Tuesday, April 28, 2015

Parallel Universe: Hillary's campaign, media's nonstop scandal coverage


The sentence jumps out of Hillary Clinton’s op-ed piece on how she’s been listening to “everyday Iowans.”
“We can fix our dysfunctional political system and get unaccountable money out of it once and for all, even if that takes a constitutional amendment,” she writes in the Des Moines Register.
Um, is this the right time for Hillary to be talking about “unaccountable money”?
The optics of her fledgling campaign are mighty strange, almost like it exists in one universe and the media coverage occupies a parallel universe.
In her initial forays, Hillary is defiantly trying to avoid making news. Meeting with small groups of students and business owners, it’s all about the listening tour, the humble grandmother connecting with “everyday Iowans,” as she says in the piece. Pretty pictures, carefully choreographed scripts, and no hint of controversy.
But the media coverage of the campaign could not be more different. I’d say 99.9 percent of it is about the Clinton Foundation—which wealthy tycoons or foreign interests donated money or paid for Bill Clinton’s $500,000 speeches, who needed State Department approval for projects when Hillary Clinton ran the department.
With the candidate assiduously avoiding the press, Hillary is running one campaign and the media are covering another—a disconnect more dramatic than any I can recall in modern political history.
The Republican candidates, meanwhile, are engaging the media on their own issues—sometimes being put on the defensive, of course—or talking about the Clinton Foundation. Which Hillary isn’t talking about. Sometimes her surrogates are talking about it—mainly by attacking the messenger, conservative “Clinton Cash” author Peter Schweizer, although the New York Times, Washington Post and Fox News, among others, have done original reporting on the complicated story.
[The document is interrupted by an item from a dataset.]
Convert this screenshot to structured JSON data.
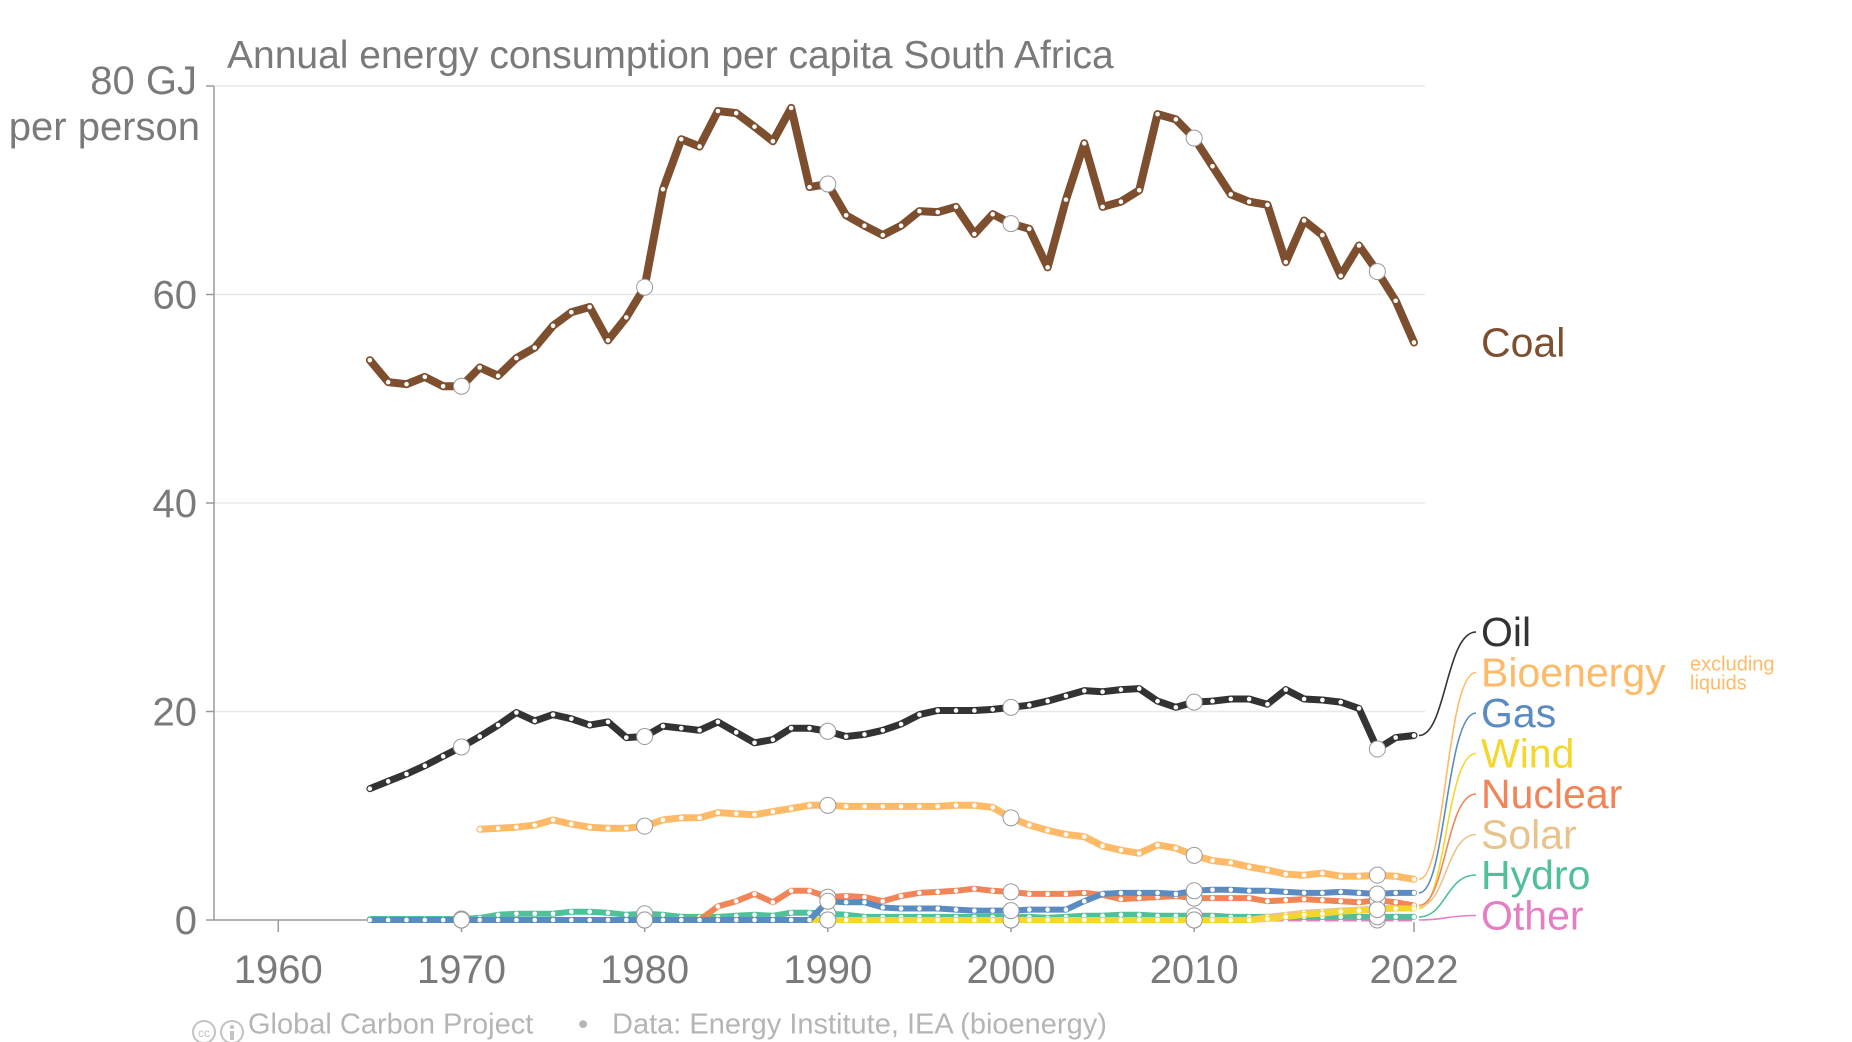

So which narrative will ultimately be persuasive to the voters: Hillary chatting about middle-class issues, or Hillary under fire for being the furthest thing from middle class?
Politico says Hillary, of “dead broke” fame, has always been the breadwinner in the family, having worked as a lawyer when Bill was drawing a $35,000 gubernatorial salary:
“Clinton’s compulsion to raise as much cash in the past two years (she commanded $200,000 to $300,000 a pop for anodyne spiels before such august groups as the National Association of Convenience Stores) doesn’t exactly fit in with her woman-of-the-people campaign. She had her reasons — Clinton dipped into her own savings to pay staffers before she formally announced earlier this month, a campaign spokesman told me. But her insistence on delivering paid speeches until the eve of her campaign announcement reflected a deeper pattern of behavior stretching back decades, a drive to maximize the family earning potential during periods when she’s off the public payroll, friends told me.”
Democratic strategist and Fox News contributor Joe Trippi is quoted as saying he doesn’t get it: “She had to give just one more speech? She just had to push it right up to the moment she announced? The family was going to fall off the cliff if she didn’t do that?”
Liberal Washington Post columnist Ruth Marcus says Hillary is paying the price for a “toxic combination of sloppiness and greed.”
She says greed reminds her of “the Yiddish word, chazer. It means ‘pig,’ but has a specific connotation of piggishness and gluttony. This is a chronic affliction of the Clintons, whether it comes to campaign fundraising (remember the Lincoln Bedroom?), compulsive speechifying (another six-figure check to speak at a public university?) or assiduous vacuuming up of foundation donations from donors of questionable character or motives.”
In the end, without a smoking gun, the complicated allegations involving the foundation may blow over. But what won’t recede so quickly is the overall impression, fueled by media coverage, that the Clintons are up to their old shenanigans.
Staying in the bunker is ultimately a losing strategy, as we saw when a week of silence over her private email server led to that disastrous news conference. At some point, Hillary Clinton has to move beyond the photo ops and answer these questions. Only then can she reduce the huge gap between the way she is campaigning and the way she is covered.